Considerably worse, really? Are the Jazz really considerably worse than the Bulls, or are they just blatantly tanking?
Are the Pacers really the worst team on the league or are they just taking advantage of the injury to their franchise player to also blatantly tank? How much fairer is that the Pacers get the #1 pick over any other team?
Maybe it would make the worst 14 teams closer to each other, but it wouldn't do anything to actually make them actually competitive on a league scale. So all you've really done at that point is de-emphasized the draft as a strategic team building element, since now it's just completely random. This would hurt small markets the most, who rely on the draft because they aren't as attractive destinations for free agents, and players have more power than ever to force themselves out of teams they don't like.
How wouldn't it make them competitive? You are still getting a bottom 14 team to pick #1. Also, it isn't like the #1 pick is the only one that matters. Any team that hits on their draft pick will become competitive, just like it happens now.
You seem to have an interest in making the bottom half of the table more competitive with one another... why? Does being the 11th best team in the West carry some sort of pride over being the 15th best team?
I think my interest is pretty clear and is the interest of all the fans that want to fix tanking: for teams to not throw games away and sit healthy players. It's kinda the whole point of this whole topic, tbh.
You want to pair it with financial incentives for the owners... but that's just rich people passing relatively small (by their standards) dollar amounts between each other. The least valuable team in the league is worth an estimated $3.5B... getting Wemby added an estimated $500MM-1B to the value of the Spurs. But you think they're going to trade in that for the chance at making an extra $10MM for the privilege of getting swept in the first round of the playoffs?
Financial incentive not only for the owners, but for the players and the coaches too. I don't know how much it would take but it will need to be something that makes it worth it. It's not like Wembys come by every draft, tbh.
But even beyond all of that... there is an even simpler explanation... why do I want the future prospects of the sport being based on perfectly random events? It's not the National Roulette Association... if we're going to take away team building strategy, why not just award the NBA Championship to the winner of a coin flip and skip the whole basketball part altogether?
It is not completely random, you still need to nail your picks. Also, it is not like tanking now is some kind of building strategy that guarantees success. If not, we wouldn't have these teams that seemingly suck forever. The truth is that with flattened odds you will still need a mixture of luck with competent roster building, just like it happens now. I don't know why you try to pretend like scouting and roster building will become a coin toss with flattened odds.
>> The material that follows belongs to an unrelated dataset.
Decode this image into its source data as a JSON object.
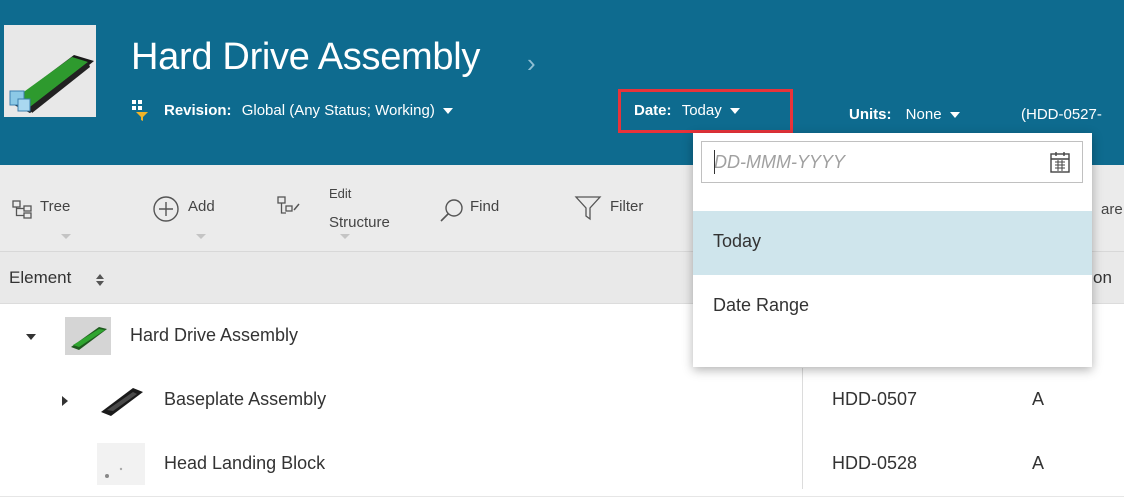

Also... no beef if we disagree. I am just being clear on what we disagree on here. You want the top talent just assigned at random. I want teams to be able to control all aspects of team building (draft, free agency, trades, development). But if we disagree because one of us things 1 + 1 = 3... that's not a disagreement, that's just one of us being wrong.
As if that didn't happen now. Nico Harris pulled the worst trade of all-time, still tried to be competitive, failed embarrasingly and was rewarded with Cooper Flagg. What the fuck are you talking about?